Four years later, Roberts' 5-4 majority opinion in McCutcheon v. FEC expanded Citizens United's holding -- that corruption is found only in quid pro quo situations and does not include issues of influence, access or gratitude --- from matters of independent spending to the entirety of campaign finance law.

Justice Stephen Breyer, writing for the minority in that decision, noted that this narrower definition of corruption directly threatened the soft money ban. Breyer wrote that the new definition "is flatly inconsistent with the broader definition of corruption upon which McConnell's holding depends."

Now the case that will likely prove Breyer right has arrived. Republican Party of Louisiana v.

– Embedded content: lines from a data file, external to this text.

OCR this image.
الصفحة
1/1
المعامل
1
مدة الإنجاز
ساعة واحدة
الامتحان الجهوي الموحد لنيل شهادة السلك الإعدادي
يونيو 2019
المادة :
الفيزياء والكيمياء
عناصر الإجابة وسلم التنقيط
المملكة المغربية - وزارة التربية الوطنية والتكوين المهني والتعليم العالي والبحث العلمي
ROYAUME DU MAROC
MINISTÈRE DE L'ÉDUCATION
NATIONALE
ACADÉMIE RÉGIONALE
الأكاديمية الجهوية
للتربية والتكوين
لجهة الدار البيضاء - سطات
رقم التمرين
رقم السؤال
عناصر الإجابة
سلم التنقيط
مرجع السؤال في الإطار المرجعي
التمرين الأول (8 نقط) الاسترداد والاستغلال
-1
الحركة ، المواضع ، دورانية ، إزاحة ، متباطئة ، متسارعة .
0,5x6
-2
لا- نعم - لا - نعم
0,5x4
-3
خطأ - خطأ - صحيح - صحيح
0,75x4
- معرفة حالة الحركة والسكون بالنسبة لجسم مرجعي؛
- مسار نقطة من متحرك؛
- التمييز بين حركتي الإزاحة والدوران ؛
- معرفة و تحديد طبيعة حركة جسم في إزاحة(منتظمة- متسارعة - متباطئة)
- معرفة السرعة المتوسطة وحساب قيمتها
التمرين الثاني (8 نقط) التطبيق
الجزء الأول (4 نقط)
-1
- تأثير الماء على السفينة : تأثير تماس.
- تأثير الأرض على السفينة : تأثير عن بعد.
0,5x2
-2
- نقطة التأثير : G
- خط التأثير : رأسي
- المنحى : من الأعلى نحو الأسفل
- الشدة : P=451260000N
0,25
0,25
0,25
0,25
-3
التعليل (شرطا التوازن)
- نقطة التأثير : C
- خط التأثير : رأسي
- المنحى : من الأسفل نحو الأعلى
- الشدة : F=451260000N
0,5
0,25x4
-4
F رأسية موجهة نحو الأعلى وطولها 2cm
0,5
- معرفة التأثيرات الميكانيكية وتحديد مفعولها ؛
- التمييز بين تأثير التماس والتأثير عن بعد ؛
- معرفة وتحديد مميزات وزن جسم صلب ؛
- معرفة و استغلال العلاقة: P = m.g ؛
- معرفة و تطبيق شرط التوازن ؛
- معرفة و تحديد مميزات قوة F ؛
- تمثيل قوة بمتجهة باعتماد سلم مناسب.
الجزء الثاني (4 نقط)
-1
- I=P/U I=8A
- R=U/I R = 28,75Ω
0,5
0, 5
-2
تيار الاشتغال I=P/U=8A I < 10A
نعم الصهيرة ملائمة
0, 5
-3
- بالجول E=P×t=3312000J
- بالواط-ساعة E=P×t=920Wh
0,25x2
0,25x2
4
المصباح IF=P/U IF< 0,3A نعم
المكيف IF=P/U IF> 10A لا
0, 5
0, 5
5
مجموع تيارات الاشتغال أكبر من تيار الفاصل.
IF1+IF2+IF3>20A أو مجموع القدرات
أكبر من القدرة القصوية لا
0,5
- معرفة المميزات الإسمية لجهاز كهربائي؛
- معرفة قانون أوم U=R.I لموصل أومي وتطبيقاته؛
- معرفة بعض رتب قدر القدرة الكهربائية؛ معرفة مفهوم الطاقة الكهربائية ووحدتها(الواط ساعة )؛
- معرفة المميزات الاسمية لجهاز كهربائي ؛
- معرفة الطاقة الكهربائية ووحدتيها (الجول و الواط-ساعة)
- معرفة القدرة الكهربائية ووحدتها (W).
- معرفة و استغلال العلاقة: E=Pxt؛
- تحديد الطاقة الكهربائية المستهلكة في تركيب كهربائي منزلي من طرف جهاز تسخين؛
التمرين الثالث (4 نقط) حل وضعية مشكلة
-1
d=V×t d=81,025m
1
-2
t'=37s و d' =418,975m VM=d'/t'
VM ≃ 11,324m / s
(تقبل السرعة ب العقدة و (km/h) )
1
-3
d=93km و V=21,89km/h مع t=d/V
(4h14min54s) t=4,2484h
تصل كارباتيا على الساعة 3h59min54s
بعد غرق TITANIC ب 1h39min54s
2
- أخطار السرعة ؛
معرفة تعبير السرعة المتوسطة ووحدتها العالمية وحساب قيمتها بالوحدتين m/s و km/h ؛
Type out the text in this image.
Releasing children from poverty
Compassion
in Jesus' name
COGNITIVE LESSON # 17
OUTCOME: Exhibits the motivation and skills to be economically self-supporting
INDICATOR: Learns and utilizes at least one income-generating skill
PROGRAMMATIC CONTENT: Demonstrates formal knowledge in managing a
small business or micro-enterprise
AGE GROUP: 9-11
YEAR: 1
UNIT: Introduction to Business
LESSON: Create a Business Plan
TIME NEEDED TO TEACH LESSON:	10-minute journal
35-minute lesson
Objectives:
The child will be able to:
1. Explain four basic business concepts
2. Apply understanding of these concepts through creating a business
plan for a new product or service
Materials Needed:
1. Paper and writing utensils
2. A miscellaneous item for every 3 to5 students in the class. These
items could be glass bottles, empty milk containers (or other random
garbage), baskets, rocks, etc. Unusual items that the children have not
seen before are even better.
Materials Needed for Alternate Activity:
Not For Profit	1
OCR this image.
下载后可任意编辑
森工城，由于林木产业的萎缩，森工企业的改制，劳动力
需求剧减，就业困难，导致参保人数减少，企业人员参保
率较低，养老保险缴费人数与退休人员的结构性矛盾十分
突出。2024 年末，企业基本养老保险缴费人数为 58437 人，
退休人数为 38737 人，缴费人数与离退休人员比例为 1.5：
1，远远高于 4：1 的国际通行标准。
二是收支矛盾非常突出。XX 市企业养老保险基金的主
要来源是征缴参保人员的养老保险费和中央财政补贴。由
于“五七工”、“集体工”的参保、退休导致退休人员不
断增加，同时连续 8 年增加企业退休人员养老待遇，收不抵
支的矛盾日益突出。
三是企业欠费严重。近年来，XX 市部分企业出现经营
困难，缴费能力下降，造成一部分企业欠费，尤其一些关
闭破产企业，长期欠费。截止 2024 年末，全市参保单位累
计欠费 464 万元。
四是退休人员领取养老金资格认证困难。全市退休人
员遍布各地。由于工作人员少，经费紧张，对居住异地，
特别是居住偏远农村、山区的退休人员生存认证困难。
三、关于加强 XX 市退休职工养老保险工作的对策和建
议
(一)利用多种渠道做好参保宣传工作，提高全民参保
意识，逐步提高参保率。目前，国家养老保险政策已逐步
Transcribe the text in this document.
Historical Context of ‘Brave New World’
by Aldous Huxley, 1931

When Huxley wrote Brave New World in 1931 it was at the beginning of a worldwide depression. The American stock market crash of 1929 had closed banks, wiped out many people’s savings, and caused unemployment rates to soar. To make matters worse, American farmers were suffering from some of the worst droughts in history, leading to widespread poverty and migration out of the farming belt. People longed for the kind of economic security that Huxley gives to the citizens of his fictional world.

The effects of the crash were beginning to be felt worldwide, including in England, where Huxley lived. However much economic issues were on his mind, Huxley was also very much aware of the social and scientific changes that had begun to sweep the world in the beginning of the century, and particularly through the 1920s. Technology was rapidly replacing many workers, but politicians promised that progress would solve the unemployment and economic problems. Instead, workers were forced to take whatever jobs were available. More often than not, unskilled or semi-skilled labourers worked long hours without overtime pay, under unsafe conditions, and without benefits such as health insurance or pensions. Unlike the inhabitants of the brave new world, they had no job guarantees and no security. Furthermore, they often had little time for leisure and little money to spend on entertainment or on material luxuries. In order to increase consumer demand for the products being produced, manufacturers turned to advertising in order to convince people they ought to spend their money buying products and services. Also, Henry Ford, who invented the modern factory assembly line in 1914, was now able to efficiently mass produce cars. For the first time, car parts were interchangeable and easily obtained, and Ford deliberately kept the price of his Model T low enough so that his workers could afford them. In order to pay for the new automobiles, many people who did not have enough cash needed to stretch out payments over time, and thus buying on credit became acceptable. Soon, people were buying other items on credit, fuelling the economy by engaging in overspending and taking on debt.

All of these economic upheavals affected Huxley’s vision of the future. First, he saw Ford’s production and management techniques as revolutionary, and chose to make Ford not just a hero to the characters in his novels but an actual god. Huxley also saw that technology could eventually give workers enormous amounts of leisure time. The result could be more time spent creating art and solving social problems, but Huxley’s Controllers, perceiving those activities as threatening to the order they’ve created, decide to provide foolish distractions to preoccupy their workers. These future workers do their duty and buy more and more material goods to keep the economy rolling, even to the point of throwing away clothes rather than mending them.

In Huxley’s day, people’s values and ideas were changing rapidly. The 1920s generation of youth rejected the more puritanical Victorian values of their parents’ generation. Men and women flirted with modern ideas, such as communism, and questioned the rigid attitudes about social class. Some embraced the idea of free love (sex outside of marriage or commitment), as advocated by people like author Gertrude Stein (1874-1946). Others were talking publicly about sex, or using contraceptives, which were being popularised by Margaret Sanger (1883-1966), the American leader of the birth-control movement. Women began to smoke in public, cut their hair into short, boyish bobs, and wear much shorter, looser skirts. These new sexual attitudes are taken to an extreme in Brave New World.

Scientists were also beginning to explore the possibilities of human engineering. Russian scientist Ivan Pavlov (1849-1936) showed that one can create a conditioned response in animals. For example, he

FEC was approved for a fast-track process on Nov. 25. Legal challenges under BCRA can skip the usual single-judge trial and go straight to a special three-judge court with direct appeal to the Supreme Court. As University of California-Irvine election law professor Rick Hasen explained in The National Law Journal, the fast-tracking procedure makes it almost certain that the Supreme Court will take up the case.

Advocates for campaign finance deregulation have tried to bring cases similar to the Louisiana lawsuit through the fast-track process before. But lower courts decided that two such cases failed to meet the criteria to be accepted for a three-judge panel.

The U.S. District Court for the District of Columbia determined that the Louisiana case could go to the three-judge panel because it was carefully drawn to challenge only the soft money ban in BCRA and not the base contribution limits created in the Federal Election Campaign Act. The district court did, however, acknowledge that overturning the soft money ban would effectively eviscerate those base limits.

"Make no mistake, a ruling for Plaintiffs on the merits would render largely meaningless FECA's limits on contributions to state- and local-party committees," Judge Christopher Cooper wrote.

Without those federal limits, the ability of wealthy donors and powerful interests to fund presidential and congressional elections through state and local party committees would vastly increase. Thirteen states have no state-level limits on contributions to political parties while another 14 have limits only on corporate and union donations, according to the National Conference of State Legislatures. A victory would allow the parties in places like Louisiana, Virginia or Missouri to collect a $1 million check from a single donor under state contribution limits and then spend it on federal elections.

Following the McCutcheon decision last year, The Huffington Post predicted a challenge to the soft money ban on state and local parties would be the next deregulatory campaign finance case to reach the Supreme Court. Our timeline suggested it could happen in 2016. Looks like we were off by just a year or two.